THRA1/PGC-1α/SIRT3 pathway regulates oxidative stress and is implicated in hypertension of maternal hypothyroid rat offspring.

Many epidemiologic and animal studies have shown that maternal hypothyroidism is associated with an increased risk of hypertension in offspring in later life. In this study, we established a maternal hypothyroidism rat model to explore the underlying mechanism that contributes to elevated blood pressure in adult male offspring of hypothyroid mothers. The levels of thyroid hormones (THs) in the offspring were measured using ELISA kits. Blood pressure (BP) and depressor response were recorded in conscious, freely moving rats. Vascular reactivity was conducted in isolated mesenteric arteries (MAs) using a myograph.
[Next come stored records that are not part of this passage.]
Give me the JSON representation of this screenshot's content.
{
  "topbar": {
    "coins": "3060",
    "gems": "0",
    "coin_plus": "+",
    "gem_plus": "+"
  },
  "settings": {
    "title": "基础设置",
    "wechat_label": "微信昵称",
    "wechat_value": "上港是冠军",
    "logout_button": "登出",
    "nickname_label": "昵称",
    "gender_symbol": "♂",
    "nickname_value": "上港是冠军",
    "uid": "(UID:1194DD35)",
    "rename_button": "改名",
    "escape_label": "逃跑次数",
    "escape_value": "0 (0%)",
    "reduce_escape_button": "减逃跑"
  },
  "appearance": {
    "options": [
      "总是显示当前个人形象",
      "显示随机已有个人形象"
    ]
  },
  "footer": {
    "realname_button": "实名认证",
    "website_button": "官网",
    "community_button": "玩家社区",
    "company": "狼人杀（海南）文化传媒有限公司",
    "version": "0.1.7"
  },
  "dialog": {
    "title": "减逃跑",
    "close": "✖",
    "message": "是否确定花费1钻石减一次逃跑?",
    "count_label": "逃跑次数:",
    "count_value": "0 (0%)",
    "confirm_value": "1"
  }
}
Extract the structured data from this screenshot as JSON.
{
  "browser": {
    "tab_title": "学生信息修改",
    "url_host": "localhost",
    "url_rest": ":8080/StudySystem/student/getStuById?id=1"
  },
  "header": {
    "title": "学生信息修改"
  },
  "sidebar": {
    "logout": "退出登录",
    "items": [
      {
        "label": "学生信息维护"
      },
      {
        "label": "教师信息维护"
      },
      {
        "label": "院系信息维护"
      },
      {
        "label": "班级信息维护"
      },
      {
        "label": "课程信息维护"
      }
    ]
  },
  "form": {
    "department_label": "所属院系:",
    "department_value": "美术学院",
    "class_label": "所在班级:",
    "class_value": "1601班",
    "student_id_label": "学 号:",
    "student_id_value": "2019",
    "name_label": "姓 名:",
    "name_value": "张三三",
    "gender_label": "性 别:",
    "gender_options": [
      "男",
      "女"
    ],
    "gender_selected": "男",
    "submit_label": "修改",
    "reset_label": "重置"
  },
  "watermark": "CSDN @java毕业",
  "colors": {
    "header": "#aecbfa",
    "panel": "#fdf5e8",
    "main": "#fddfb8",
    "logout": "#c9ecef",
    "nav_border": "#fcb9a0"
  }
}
We used real-time quantitative PCR (RT-qPCR) and Western blots to examine the mRNA and protein expression of relevant molecules in MAs. The A7r5 cells were transfected with small interfering RNA (siRNA) to further investigate the gene functions. The following findings were observed: Basal systolic BP and diastolic BP was significantly increased, accompanied by attenuated depressor response and decreased vascular sensitivity to sodium nitroprusside (SNP). Reactive Oxygen Species (ROS) levels in the MAs were enhanced, along with decreased expression of the THRA1/PGC-1α/SIRT3 pathway. In A7r5 cells, triiodothyronine (T3) pretreatment improved the PGC-1α/SIRT3 pathway and reduced ROS levels after H₂O₂-induced oxidative stress. In contrast, the knockdown of THRA1 or SIRT3 diminished the above effects of T3. Down-regulation of THRA1 contributed to a decline in the PGC-1α/SIRT3 pathway, which causes an increased production of ROS. This indicates that the T3-THRA1/PGC-1α/SIRT3 pathway plays a protective role in the regulation of BP and may be a potential therapeutic strategy against hypertension.